Like Mother, Like Daughter
At the start of the First World War in 1914, Iréne took a job as a nurse radiographer. As a nurse radiographer, Iréne was in charge of X-ray facilities and using them to help treat injured soldiers. After the war had ended, Iréne started working on her PhD. During her PhD, Iréne studied the radiation of the radioactive element polonium.
Polonium was discovered by Marie Curie. Iréne’s research looked at something called alpha radiation.
Playing with a radio is not radioactivity
As it was so important to both Iréne and Marie Curie’s work, let’s have a quick tour of radioactivity. The nucleus of an atom contains positive charged protons and neutral particles called neutrons. The number of protons in the nucleus determines the type of element we have. An atom with 6 protons is a carbon atom. The total number of neutrons and protons in an atom is called its mass number. What this means is that elements can have different forms with different mass numbers.
For example, atoms of carbon-12 contain six protons and six neutrons. Atoms of carbon-14, however, contain 6 protons, but 8 neutrons. The size of the atomic nucleus as well as the ratio of neutrons to protons can affect how stable the atom is.
Atoms of carbon-12 are very stable. However, atoms of carbon-14 are not as stable and the atomic nucleus will try its best to become more stable by changing itself. Carbon-14 radioactive.
Radioactive decay happens because of all the different ways an atomic nucleus changes. Very large nuclei are radioactive and have a definitive lifetime before decaying into a different element. Let’s look at two types of radiation.
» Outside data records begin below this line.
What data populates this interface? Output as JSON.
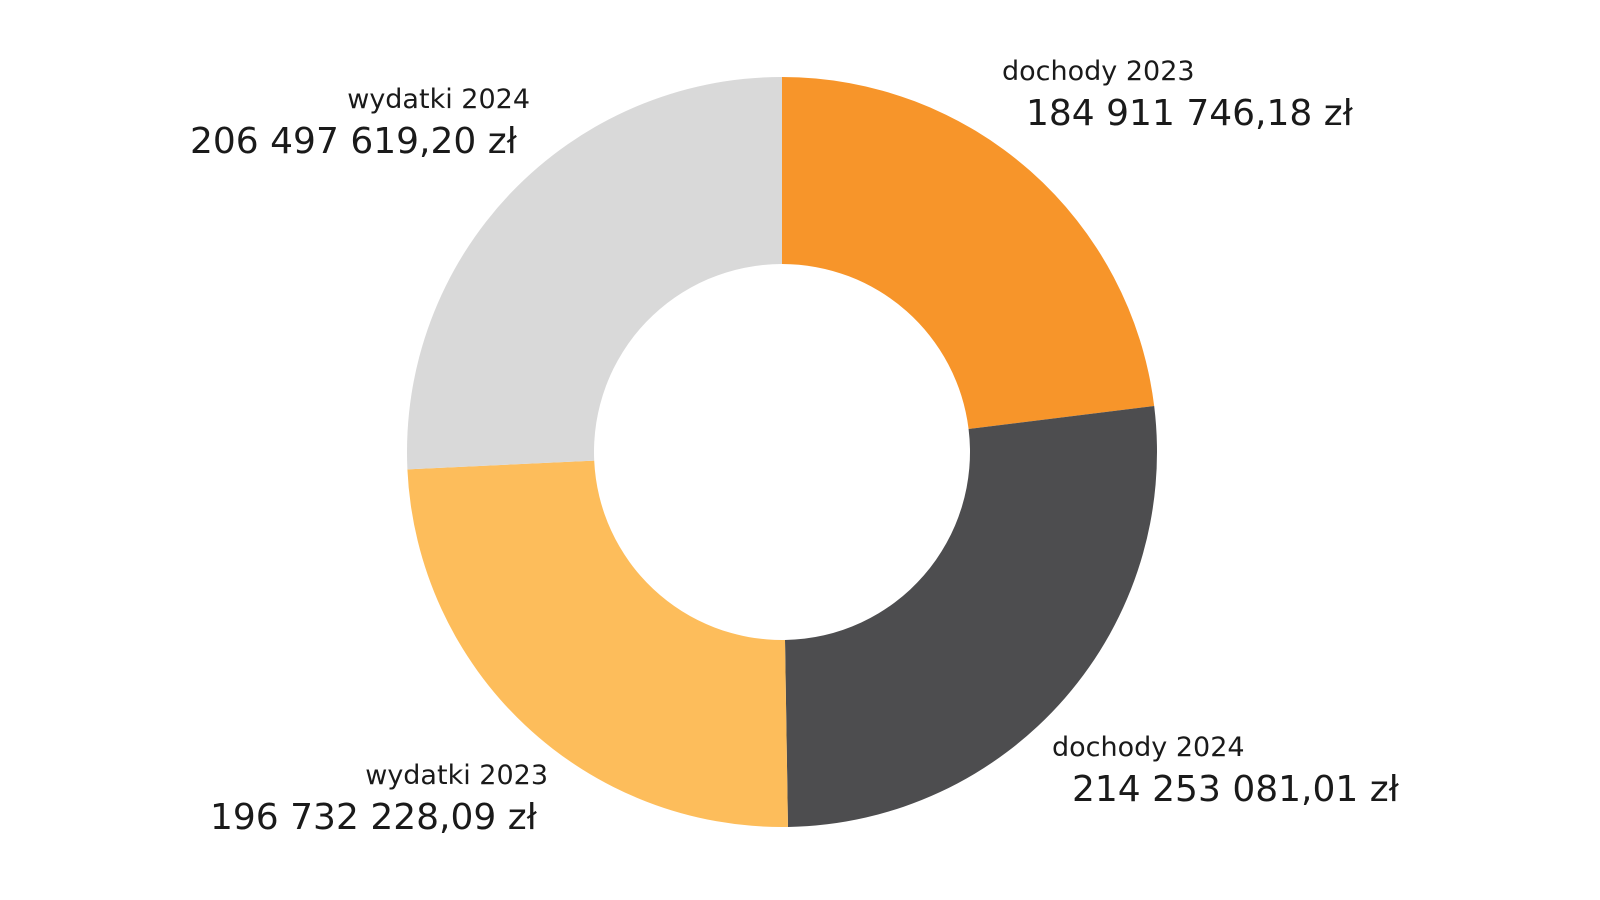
{
  "chart_data": {
    "type": "pie",
    "donut": true,
    "currency_suffix": "zł",
    "slices": [
      {
        "label": "dochody 2023",
        "value_text": "184 911 746,18 zł",
        "value": 184911746.18,
        "color": "#f7952a"
      },
      {
        "label": "dochody 2024",
        "value_text": "214 253 081,01 zł",
        "value": 214253081.01,
        "color": "#4d4d4f"
      },
      {
        "label": "wydatki 2023",
        "value_text": "196 732 228,09 zł",
        "value": 196732228.09,
        "color": "#fdbd5b"
      },
      {
        "label": "wydatki 2024",
        "value_text": "206 497 619,20 zł",
        "value": 206497619.2,
        "color": "#d9d9d9"
      }
    ],
    "legend": "none"
  }
}
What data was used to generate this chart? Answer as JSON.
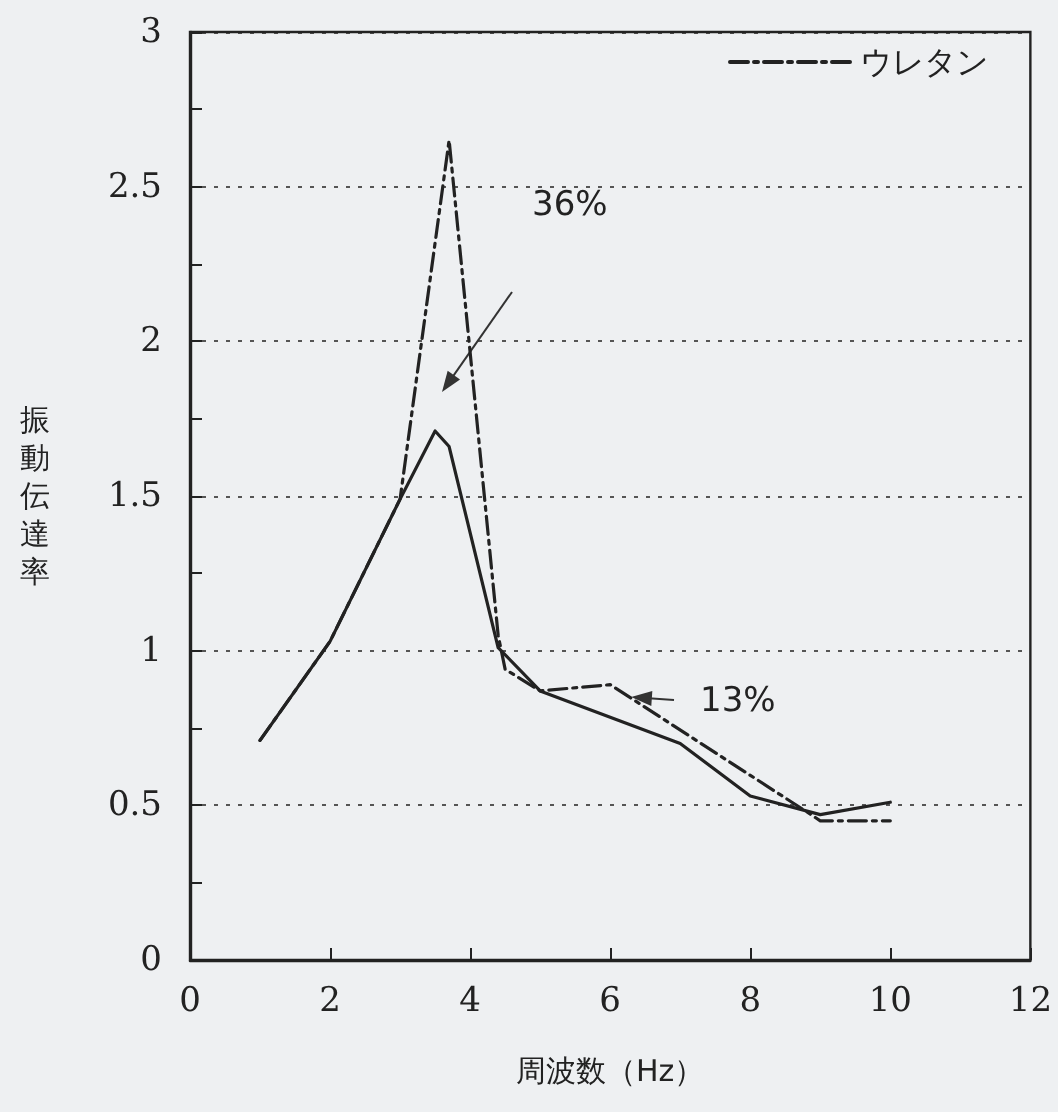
{
  "chart_data": {
    "type": "line",
    "xlabel": "周波数（Hz）",
    "ylabel": "振動伝達率",
    "xlim": [
      0,
      12
    ],
    "xticks": [
      0,
      2,
      4,
      6,
      8,
      10,
      12
    ],
    "ylim": [
      0,
      3
    ],
    "yticks": [
      0,
      0.5,
      1,
      1.5,
      2,
      2.5,
      3
    ],
    "grid": "y",
    "legend": "top right",
    "marker": "none",
    "series": [
      {
        "color": "#222222",
        "line_style": "solid",
        "x": [
          1,
          2,
          3,
          3.5,
          3.7,
          4.4,
          5,
          7,
          8,
          9,
          10
        ],
        "values": [
          0.71,
          1.03,
          1.49,
          1.71,
          1.66,
          1.01,
          0.87,
          0.7,
          0.53,
          0.47,
          0.51
        ]
      },
      {
        "name": "ウレタン",
        "color": "#222222",
        "line_style": "dashed",
        "x": [
          1,
          2,
          3,
          3.7,
          4.4,
          4.5,
          5,
          6,
          8.8,
          9,
          10
        ],
        "values": [
          0.71,
          1.03,
          1.49,
          2.65,
          1.05,
          0.94,
          0.87,
          0.89,
          0.48,
          0.45,
          0.45
        ]
      }
    ],
    "annotations": [
      "36%",
      {
        "text": "13%",
        "x": 6.3,
        "y": 0.85
      }
    ]
  }
}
In alpha decay, the nucleus loses a particle made up of two protons and two neutrons. A particle of two protons and neutrons is similar to the atomic nucleus of an atom of helium!
The next type of radioactive decay is beta-decay. There are two types of beta-decay, either a proton changes into a neutron, or a neutron changes into a proton. This process also involves the release an electron and something called an anti-neutrino, or the release of a positron and a neutrino.
Iréne’s research during her PhD involved studying the alpha-decay of an atom called polonium. During this time she met her future husband, Frédéric Joliot. Together Irene and Frédéric used the alpha radiation from polonium to create new radioactive substances. They took different types of elements and pelted them with alpha radiation to create new radioactive versions of nitrogen, phosphorus and aluminium.
These radioactive elements were useful to follow chemical reactions and in medicine for diagnosing or treating illnesses. Their work also helped in the splitting of atoms of uranium to provide nuclear energy and nuclear weapons.
For their research into artificial radioactivity and creation of new radioactive elements, Irene and Frédéric were awarded the 1935 Noble Prize in Chemistry. Unfortunately, Irene’s mum, the great Marie Curie, had died the year before.
After the Second World War, Iréne was involved in the planning and building of the first nuclear reactor in France. However, after years of working with radioactive substances, as well as a lab accident involving polonium, Iréne was diagnosed with leukaemia. Despite being very ill, she still managed to be involved in the plans for a new nuclear physics laboratory. Unfortunately, on 17th March 1956 Iréne Joliot-Curie passed away. Like her mother before her, Iréne’s work with radioactive materials ultimately led to her death.
However, the Joliot-Curie legacy continues to this day as both Iréne’s children are also well respected scientists.